His books were created in several chief phases. His typeset books of the 1920s were modest, exhibiting Chubb's talent for woodcutting and his quaint, visually inspired poetry. Even at this early stage, Chubb's lifelong obsession with adolescent males was beginning to become apparent. He expands upon this theme more explicitly in An Appendix, a pederastic and spiritualist manifesto duplicated from a cursive manuscript. An Appendix was the first of his printed works to be printed in his own hand; he soon followed this with the first of his opulent lithographic books, The Sun Spirit. Throughout the 1930s, Chubb's books became more elaborate and visually intriguing. Water Cherubs crystallises Chubb's aesthetic of the youthful male form, and The Secret Country unfolds like an illuminated manuscript, recounting stories of Chubb's family and his journeys among the Romani of the New Forest in Hampshire.

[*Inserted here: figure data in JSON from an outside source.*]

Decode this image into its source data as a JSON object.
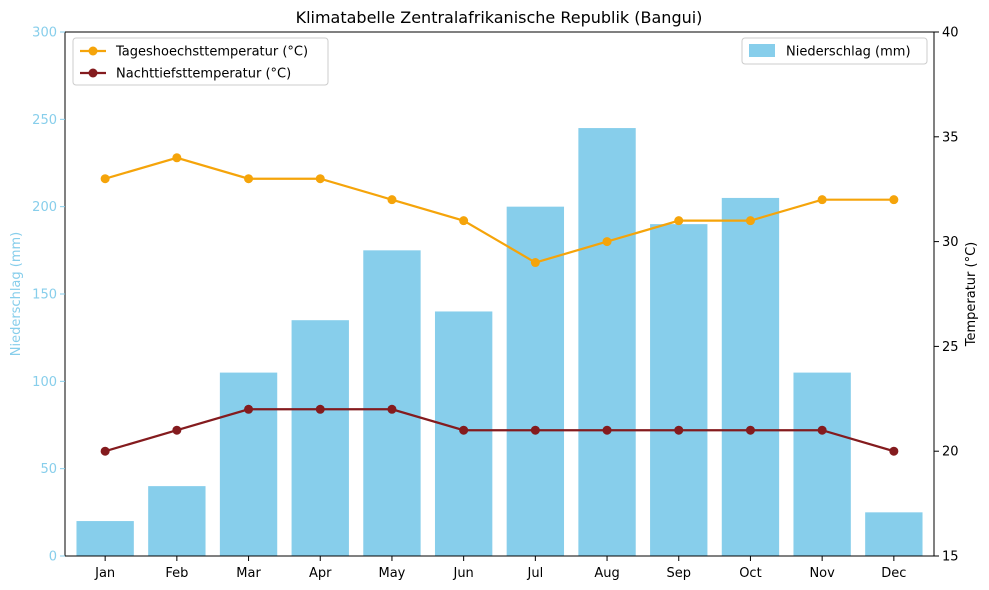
{
  "chart_data": {
    "type": "bar+line",
    "title": "Klimatabelle Zentralafrikanische Republik (Bangui)",
    "categories": [
      "Jan",
      "Feb",
      "Mar",
      "Apr",
      "May",
      "Jun",
      "Jul",
      "Aug",
      "Sep",
      "Oct",
      "Nov",
      "Dec"
    ],
    "bars": {
      "name": "Niederschlag (mm)",
      "axis": "left",
      "color": "#87CEEB",
      "values": [
        20,
        40,
        105,
        135,
        175,
        140,
        200,
        245,
        190,
        205,
        105,
        25
      ]
    },
    "lines": [
      {
        "name": "Tageshoechsttemperatur (°C)",
        "axis": "right",
        "color": "#F5A40A",
        "values": [
          33,
          34,
          33,
          33,
          32,
          31,
          29,
          30,
          31,
          31,
          32,
          32
        ]
      },
      {
        "name": "Nachttiefsttemperatur (°C)",
        "axis": "right",
        "color": "#841B1E",
        "values": [
          20,
          21,
          22,
          22,
          22,
          21,
          21,
          21,
          21,
          21,
          21,
          20
        ]
      }
    ],
    "y_left": {
      "label": "Niederschlag (mm)",
      "color": "#87CEEB",
      "lim": [
        0,
        300
      ],
      "ticks": [
        "0",
        "50",
        "100",
        "150",
        "200",
        "250",
        "300"
      ]
    },
    "y_right": {
      "label": "Temperatur (°C)",
      "color": "#000000",
      "lim": [
        15,
        40
      ],
      "ticks": [
        "15",
        "20",
        "25",
        "30",
        "35",
        "40"
      ]
    },
    "grid": false,
    "legend_lines_placement": "top-left",
    "legend_bars_placement": "top-right"
  }
}
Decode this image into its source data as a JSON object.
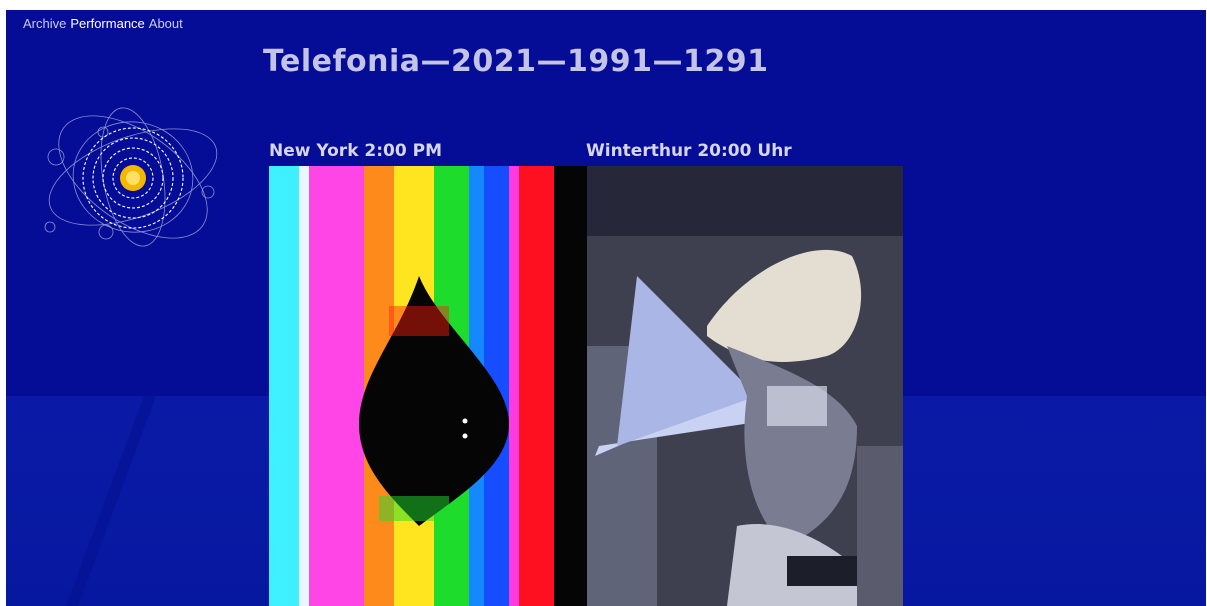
{
  "nav": {
    "items": [
      {
        "label": "Archive",
        "active": false
      },
      {
        "label": "Performance",
        "active": true
      },
      {
        "label": "About",
        "active": false
      }
    ]
  },
  "page_title": "Telefonia—2021—1991—1291",
  "streams": [
    {
      "label": "New York 2:00 PM"
    },
    {
      "label": "Winterthur 20:00 Uhr"
    }
  ],
  "colors": {
    "background": "#050c96",
    "title": "#c3c4e6",
    "nav_text": "#c9cde9",
    "nav_active": "#ffffff",
    "logo_core": "#f5b800"
  },
  "icons": {
    "logo": "particle-orbit-logo-icon"
  }
}
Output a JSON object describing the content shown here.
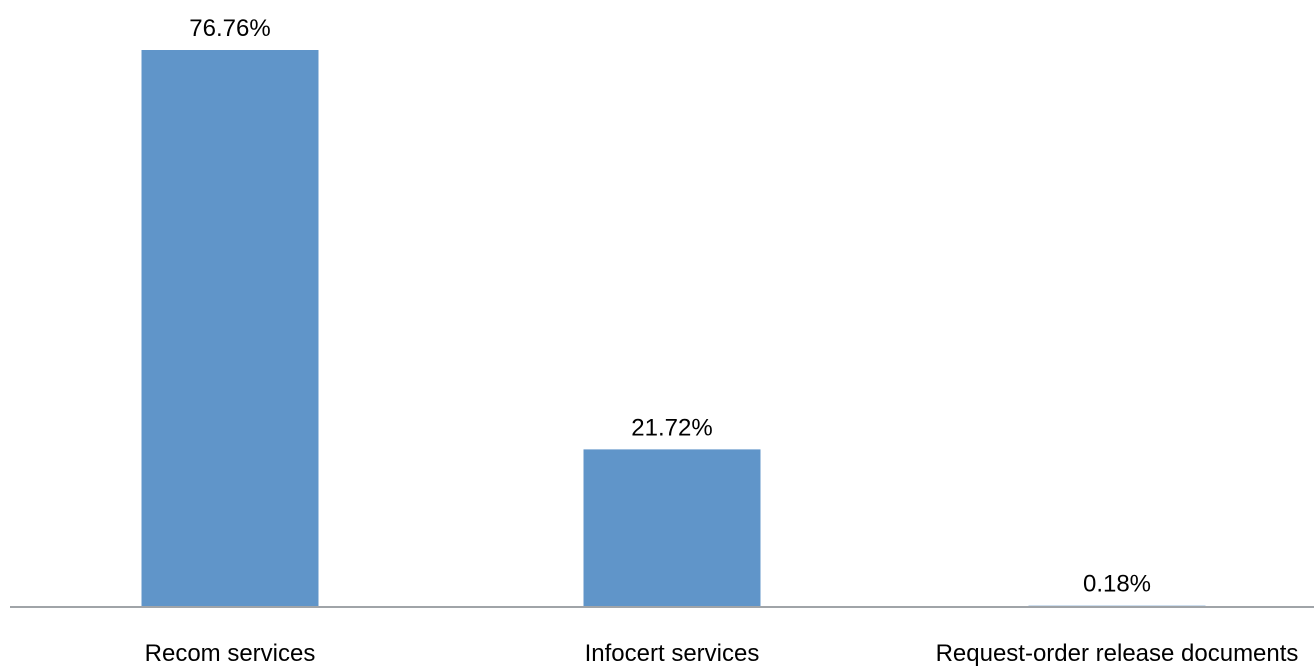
{
  "chart_data": {
    "type": "bar",
    "categories": [
      "Recom services",
      "Infocert services",
      "Request-order release documents"
    ],
    "values": [
      76.76,
      21.72,
      0.18
    ],
    "data_labels": [
      "76.76%",
      "21.72%",
      "0.18%"
    ],
    "title": "",
    "xlabel": "",
    "ylabel": "",
    "ylim": [
      0,
      80
    ],
    "grid": false,
    "legend": "none",
    "colors": {
      "bar": "#6095c9",
      "axis": "#a0a4a8",
      "text": "#000000"
    }
  }
}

Chubb's printing press was interrupted by the war, but in 1948 he entered into the third period of his career with two massive volumes: The Child Of Dawn and Flames of Sunrise. Each page of these two volumes is crowded with obscure digressions on Chubb's mythology and drawings of symbolic significance. Briefly summarised, Chubb's vision was a prophecy of the redemption of 'Albion', or England, by the boy-god Ra-el-phaos, of whom Ralph claimed himself to be the prophet and herald.

Other themes run through all of Chubb's work. He was forever haunted by the memory of a young chorister at St Albans who disappeared from Chubb's life just as he had summoned up the courage to speak to him. Similarly, a brief sexual relationship with another boy when Ralph was 19 seemed to serve as a template for future visions of paradise. Chubb's books become progressively more self-involved and paranoid. Seeking to articulate his pederastic desires, he created a personal mythology which explained everything in terms only he could understand. Nonetheless, Chubb's work is of fascinating psychological significance; each of the various angels, knights, seers, and boy-gods in his dream world represents an aspect of his introspective and persecuted self.

Failing in health and facing continuing legal and financial difficulties, Ralph Chubb abandoned his controversial works in the mid-50s, and began to collect and reprint his early poems and childhood memories. Treasure Trove and The Golden City (published posthumously) are devoid of the usual profusion of naked, sensual youths, but instead offer a glimpse into his youthful imagination, and some of his most charming poetry. In the final years of his life he donated his remaining volumes to the national libraries of Britain. He died peacefully at Fair Oak Cottage in Hampshire and was buried next to his parents at the Kingsclere Woodland Church.

None of the editions of Chubb's books exceed more than 200 copies, and some of his lithographed masterworks exist in only 30 or 40 copies, of which a mere 6 or 7 are meticulously hand-coloured by Chubb.